Já os sistemas localizados nas encostas, por não estarem sujeitos às enchentes periódicas, não recebiam os nutrientes provenientes do rio. Mesmo assim, os produtores não consideravam necessário fertilizar, já que por tradição essa prática nunca foi adotada. Por essa razão, os balanços de nutrientes nesses sistemas apresentaram um saldo negativo.
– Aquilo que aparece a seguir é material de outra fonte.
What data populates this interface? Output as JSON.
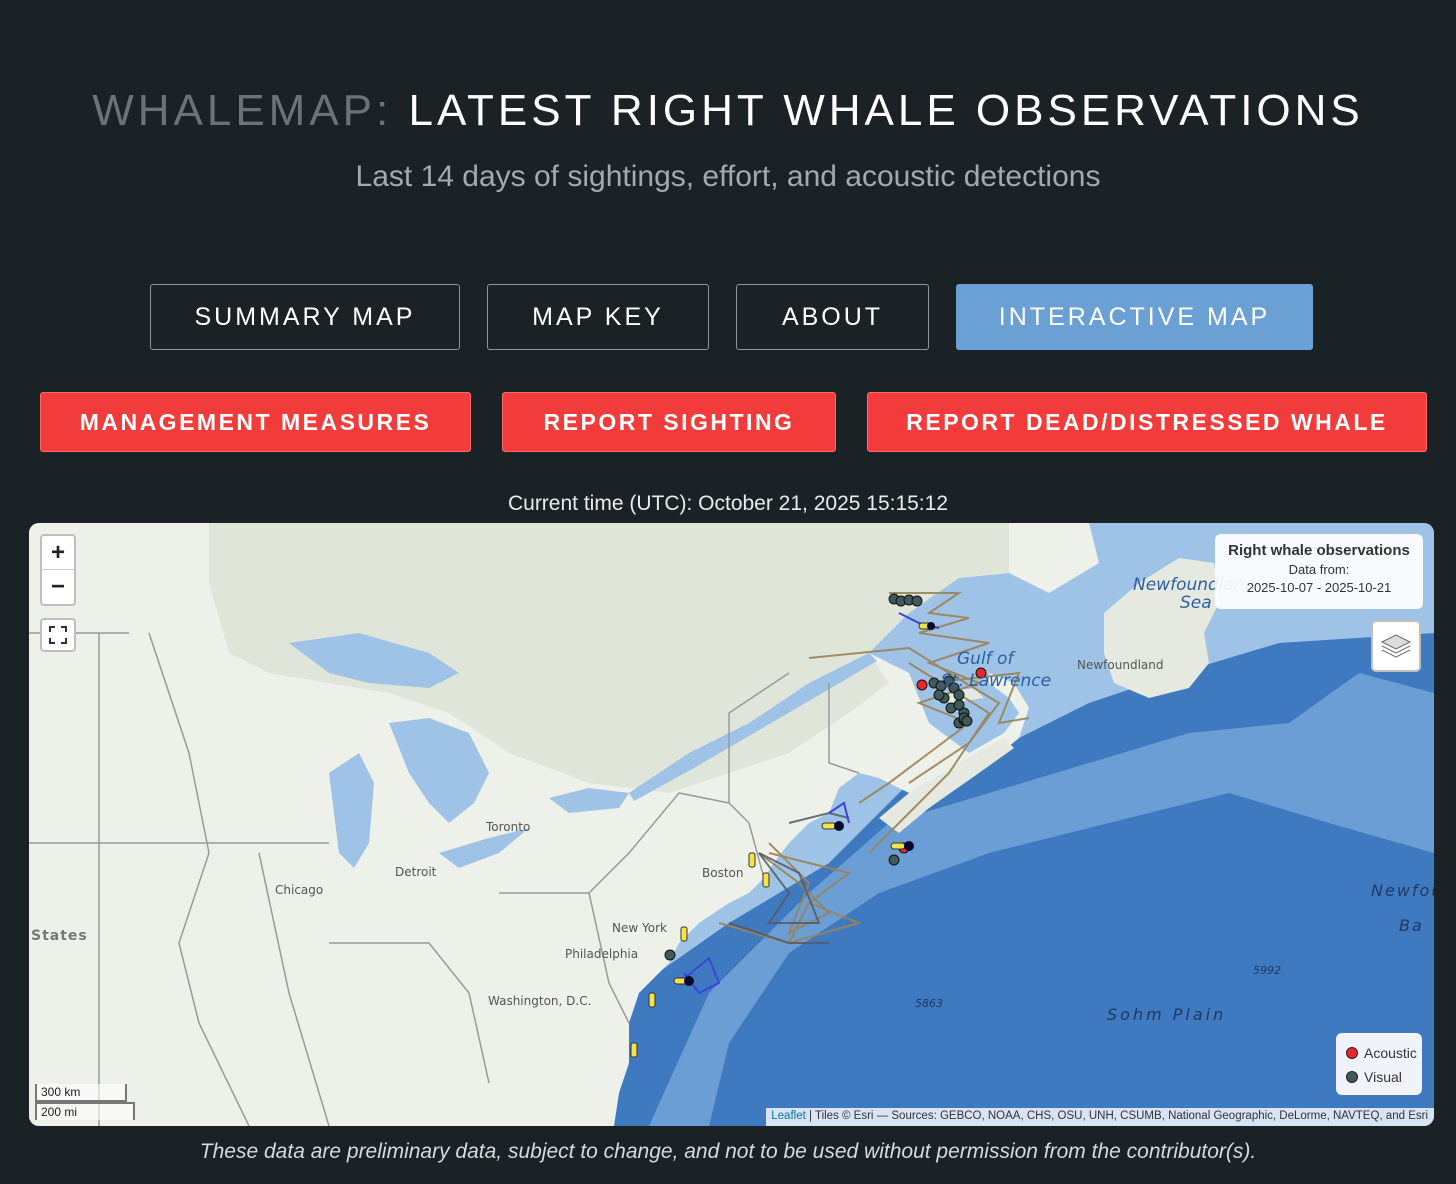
{
  "header": {
    "title_prefix": "WHALEMAP:",
    "title_main": "LATEST RIGHT WHALE OBSERVATIONS",
    "subtitle": "Last 14 days of sightings, effort, and acoustic detections"
  },
  "nav": {
    "summary_map": "SUMMARY MAP",
    "map_key": "MAP KEY",
    "about": "ABOUT",
    "interactive_map": "INTERACTIVE MAP"
  },
  "actions": {
    "management": "MANAGEMENT MEASURES",
    "report_sighting": "REPORT SIGHTING",
    "report_dead": "REPORT DEAD/DISTRESSED WHALE"
  },
  "time_label": "Current time (UTC): October 21, 2025 15:15:12",
  "map": {
    "zoom_in": "+",
    "zoom_out": "−",
    "legend_title": "Right whale observations",
    "legend_data_from": "Data from:",
    "legend_range": "2025-10-07 - 2025-10-21",
    "key_acoustic": "Acoustic",
    "key_visual": "Visual",
    "acoustic_color": "#e8262b",
    "visual_color": "#3f5a5a",
    "scale_km": "300 km",
    "scale_mi": "200 mi",
    "attribution_link": "Leaflet",
    "attribution_text": " | Tiles © Esri — Sources: GEBCO, NOAA, CHS, OSU, UNH, CSUMB, National Geographic, DeLorme, NAVTEQ, and Esri",
    "labels": {
      "newfoundland_sea": "Newfoundland",
      "sea": "Sea",
      "newfoundland": "Newfoundland",
      "gulf_of": "Gulf of",
      "lawrence": "St. Lawrence",
      "toronto": "Toronto",
      "detroit": "Detroit",
      "chicago": "Chicago",
      "boston": "Boston",
      "new_york": "New York",
      "philadelphia": "Philadelphia",
      "washington": "Washington, D.C.",
      "states": "States",
      "sohm_plain": "Sohm Plain",
      "newfou": "Newfou",
      "ba": "Ba",
      "depth_5863": "5863",
      "depth_5992": "5992"
    }
  },
  "disclaimer": "These data are preliminary data, subject to change, and not to be used without permission from the contributor(s)."
}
Com esses resultados, foi possível refletir com os produtores sobre a necessidade de reposição dos nutrientes exportados do sistema de acordo com as condições ambientais específicas do local, de forma a evitar que o sistema fique comprometido pela perda de nutrientes a cada colheita.
c) O papel da cobertura vegetal
Outro aspecto analisado junto com os viticultores foi o papel que a vegetação espontânea exerce nos ciclos dos nutrientes. Alguns produtores afirmavam que, se não aportasse nutrientes ao sistema, a cobertura não seria necessária. Outros produtores, entretanto, assinalaram que a cobertura “alimenta o solo”. Em grande medida, isso é verdade, uma vez que ela fornece biomassa, que é fonte de energia e nutrientes para os organismos heterótrofos do solo (macro-, meso- e microfauna). De fato, os solos com alta atividade biológica apresentam maiores taxas de decomposição da matéria orgânica, o que resulta, indiretamente, numa maior disponibilidade de nutrientes para as plantas. Essa maior atividade biológica, contudo, não aumenta a quantidade de nutrientes no sistema, somente aumenta a porcentagem de nutrientes assimiláveis pelas plantas do total já existente no sistema. Outro papel atribuído à cobertura vegetal foi o da retenção temporária dos nutrientes que não são aproveitados pelo cultivo. Ao ficarem retidos na biomassa das plantas espontâneas, evita-se que os nutrientes sejam perdidos nos processos de lixiviação. Essa função é essencial nesse tipo de solo que inunda e que apresenta oscilações do lençol freático perto da superfície.
d) Disponibilidade de nutrientes e conteúdo total (ou estoque)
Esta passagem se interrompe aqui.